AI Dinilai Tak Bisa Gantikan Peran Guru dan Kiai dalam Pendidikan Islam. -Kemenag-

RADARSINGAPARNA.COM – Pemanfaatan Artificial Intelligence (AI) di lingkungan madrasah dan pesantren dinilai harus menjadi sarana pendukung pembelajaran tanpa menggeser peran guru, ustaz, maupun kiai dalam membentuk karakter dan akhlak peserta didik.

Pandangan tersebut disampaikan Sekretaris Direktorat Jenderal Pendidikan Islam Kementerian Agama, Arskal Salim, saat menjadi pembicara pada sesi panel Pra Kongres Umat Islam Indonesia (KUII) VIII Tahun 2026 di Jakarta sebagaimana dilansir dari laman kemenag.go.id.

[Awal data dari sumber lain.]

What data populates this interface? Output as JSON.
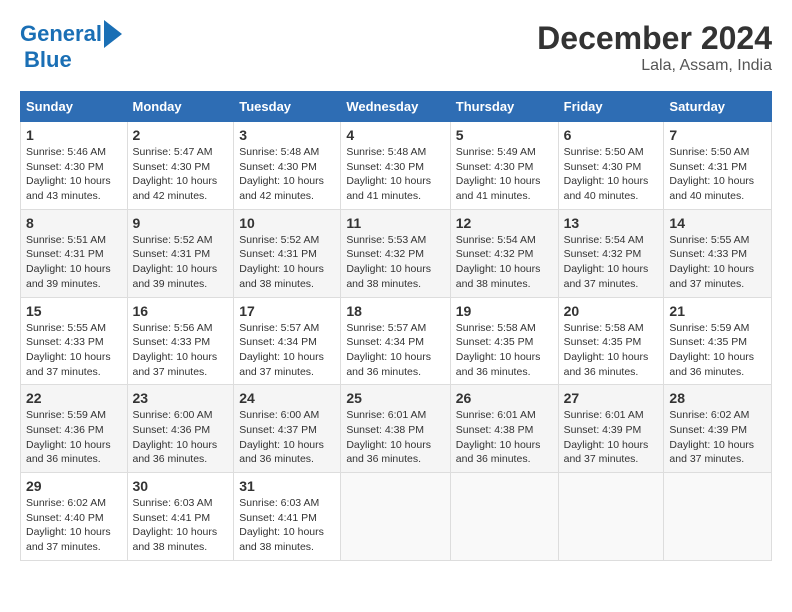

Forum yang digelar Komisi D (Pendidikan, Sains, dan Teknologi) Majelis Ulama Indonesia (MUI) itu mengangkat tema transformasi pendidikan Islam dalam menghadapi perkembangan Artificial Intelligence.

Arskal yang hadir mewakili Direktur Jenderal Pendidikan Islam menjelaskan bahwa AI mampu mempercepat akses informasi, mendukung pembelajaran yang lebih personal, hingga mempermudah administrasi pendidikan.

Menurutnya, kecanggihan teknologi hanya dapat menjalankan fungsi transfer of knowledge, sedangkan transfer of value tetap menjadi tanggung jawab utama para pendidik.

“Guru, ustaz, dan kiai bukan hanya menyampaikan ilmu pengetahuan, tetapi juga menanamkan akhlak, adab, keteladanan, serta membangun hubungan spiritual dengan peserta didik. Ruang ini tidak dapat diambil alih oleh AI,” ujarnya di Jakarta, Sabtu (27/06/2026).

Penguatan Guru Jadi Prioritas

Arskal juga mengingatkan bahwa penggunaan AI secara berlebihan berpotensi mengurangi interaksi langsung antara guru dan murid sehingga dapat melemahkan tradisi sanad keilmuan yang selama ini menjadi fondasi pendidikan Islam.